First Private Launch to Space Station
Update: May 31, 2012 — They did it! SpaceX has become the first private company to visit the International Space Station! For more information and pictures from their site, you can visit SpaceX .
May 18, 2012 — Testing, testing … 3, 2, 1. History might just be made tomorrow as a private company is set to be the first ever to make a trip to the International Space Station (ISS). Until now, only governments’ space agencies have done so. Even then not many countries have gone. It’s not so easy!
The company, SpaceX , is partnering with the US government’s space agency (NASA) to make it happen. They’re sending up a rocket, called the Falcon 9 , with a capsule, called Dragon , attached to it.
There aren’t going to be any astronauts on board, it will be an unmanned flight. In fact, they’re considering it to be a bit of a test mission. If it doesn’t quite work out this time they won’t see it as a failure, rather they plan to learn from it … and then do it again (and again) if they need to.

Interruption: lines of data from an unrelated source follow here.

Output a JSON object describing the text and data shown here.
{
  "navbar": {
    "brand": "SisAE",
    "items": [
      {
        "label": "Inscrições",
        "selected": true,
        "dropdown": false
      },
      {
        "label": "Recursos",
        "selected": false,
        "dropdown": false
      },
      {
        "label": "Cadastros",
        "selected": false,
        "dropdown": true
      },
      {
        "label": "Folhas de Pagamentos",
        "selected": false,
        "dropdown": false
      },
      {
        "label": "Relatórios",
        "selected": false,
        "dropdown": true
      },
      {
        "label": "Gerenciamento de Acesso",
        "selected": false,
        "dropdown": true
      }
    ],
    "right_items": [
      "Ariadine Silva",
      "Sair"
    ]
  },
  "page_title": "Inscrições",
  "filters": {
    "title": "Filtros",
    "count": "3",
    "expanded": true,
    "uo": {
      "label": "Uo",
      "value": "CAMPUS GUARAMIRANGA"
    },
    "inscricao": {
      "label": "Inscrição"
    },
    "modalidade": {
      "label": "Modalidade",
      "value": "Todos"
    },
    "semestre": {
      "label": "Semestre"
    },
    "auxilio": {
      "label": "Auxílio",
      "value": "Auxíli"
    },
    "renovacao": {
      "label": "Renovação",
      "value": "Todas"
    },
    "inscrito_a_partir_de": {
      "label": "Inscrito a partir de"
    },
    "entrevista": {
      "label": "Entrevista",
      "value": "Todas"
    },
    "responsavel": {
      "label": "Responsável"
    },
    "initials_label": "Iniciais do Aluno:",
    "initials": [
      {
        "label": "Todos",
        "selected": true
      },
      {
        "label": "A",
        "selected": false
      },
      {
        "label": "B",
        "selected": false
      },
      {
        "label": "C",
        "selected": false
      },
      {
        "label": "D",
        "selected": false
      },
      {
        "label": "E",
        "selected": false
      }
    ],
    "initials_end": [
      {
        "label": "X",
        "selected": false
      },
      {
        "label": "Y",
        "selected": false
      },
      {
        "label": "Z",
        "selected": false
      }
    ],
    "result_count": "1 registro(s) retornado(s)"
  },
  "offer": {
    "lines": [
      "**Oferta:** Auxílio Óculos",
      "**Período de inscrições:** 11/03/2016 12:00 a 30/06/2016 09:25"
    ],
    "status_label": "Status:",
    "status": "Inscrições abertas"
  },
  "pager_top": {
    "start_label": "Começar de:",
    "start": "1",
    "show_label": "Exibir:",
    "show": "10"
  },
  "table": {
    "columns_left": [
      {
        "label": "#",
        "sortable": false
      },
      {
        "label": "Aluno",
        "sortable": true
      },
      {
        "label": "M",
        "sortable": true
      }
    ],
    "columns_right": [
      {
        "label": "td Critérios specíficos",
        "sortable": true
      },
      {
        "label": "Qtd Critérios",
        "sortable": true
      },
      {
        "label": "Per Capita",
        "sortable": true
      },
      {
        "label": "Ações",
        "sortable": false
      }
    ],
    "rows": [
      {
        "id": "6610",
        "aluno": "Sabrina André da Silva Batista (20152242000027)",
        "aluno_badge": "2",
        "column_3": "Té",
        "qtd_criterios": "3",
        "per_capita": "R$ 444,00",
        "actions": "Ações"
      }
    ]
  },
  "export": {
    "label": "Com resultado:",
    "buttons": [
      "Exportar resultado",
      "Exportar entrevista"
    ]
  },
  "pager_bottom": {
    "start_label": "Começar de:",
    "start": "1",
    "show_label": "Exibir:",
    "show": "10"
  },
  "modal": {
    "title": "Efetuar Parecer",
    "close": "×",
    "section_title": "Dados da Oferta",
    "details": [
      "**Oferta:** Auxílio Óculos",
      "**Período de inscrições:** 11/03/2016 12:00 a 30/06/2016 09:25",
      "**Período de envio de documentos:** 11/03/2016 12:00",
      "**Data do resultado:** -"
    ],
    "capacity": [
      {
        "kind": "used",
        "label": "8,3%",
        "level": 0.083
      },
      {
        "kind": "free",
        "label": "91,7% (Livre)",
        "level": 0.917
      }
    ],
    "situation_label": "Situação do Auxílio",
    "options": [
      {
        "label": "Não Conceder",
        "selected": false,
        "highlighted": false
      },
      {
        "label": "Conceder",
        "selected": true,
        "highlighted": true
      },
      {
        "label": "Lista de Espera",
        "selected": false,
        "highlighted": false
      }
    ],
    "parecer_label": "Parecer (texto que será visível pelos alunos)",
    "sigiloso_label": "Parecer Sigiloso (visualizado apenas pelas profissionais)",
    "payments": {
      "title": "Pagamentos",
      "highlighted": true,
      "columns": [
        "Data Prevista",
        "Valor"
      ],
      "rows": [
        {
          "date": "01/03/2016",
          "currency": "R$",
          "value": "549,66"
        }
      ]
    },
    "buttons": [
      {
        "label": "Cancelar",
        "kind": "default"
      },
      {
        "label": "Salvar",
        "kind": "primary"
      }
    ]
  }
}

The hardest part will be joining up with the Space Station, according to reports. NASA astronaut Donald Pettit will be controlling a robotic arm from the ISS and will need to be painstakingly accurate to attach it to the capsule, according to The New York Times . This is after SpaceX’s Dragon capsule has to pass all sorts of systems tests in the on its way there, which should take about 3 days.
There’s about 1,000 pounds of cargo on board the capsule including food and clothes. There are also 11 student experiments that were done through the National Center for Earth and Space Science Education and NanoRacks . You can read more about the experiments at NASA’s site . But some include how fast fish and spiders can grow in weightlessnes. You can see a news report about another one of the experiments below:
Wait, didn’t we just retire the Space Shuttles last summer and see them recently delivered to museums around the country? Why isn’t NASA making more, or new, shuttles?
Part of the reason is that NASA’s plan is to focus more on trips deeper into space than “low-Earth orbit” where the International Space Station is. If private companies can do this, then that’s a big help.
The launch is expected to take place Saturday morning at 4:55 am, and will be on SpaceX’s website , if the weather co-operates. Yikes, that’s early.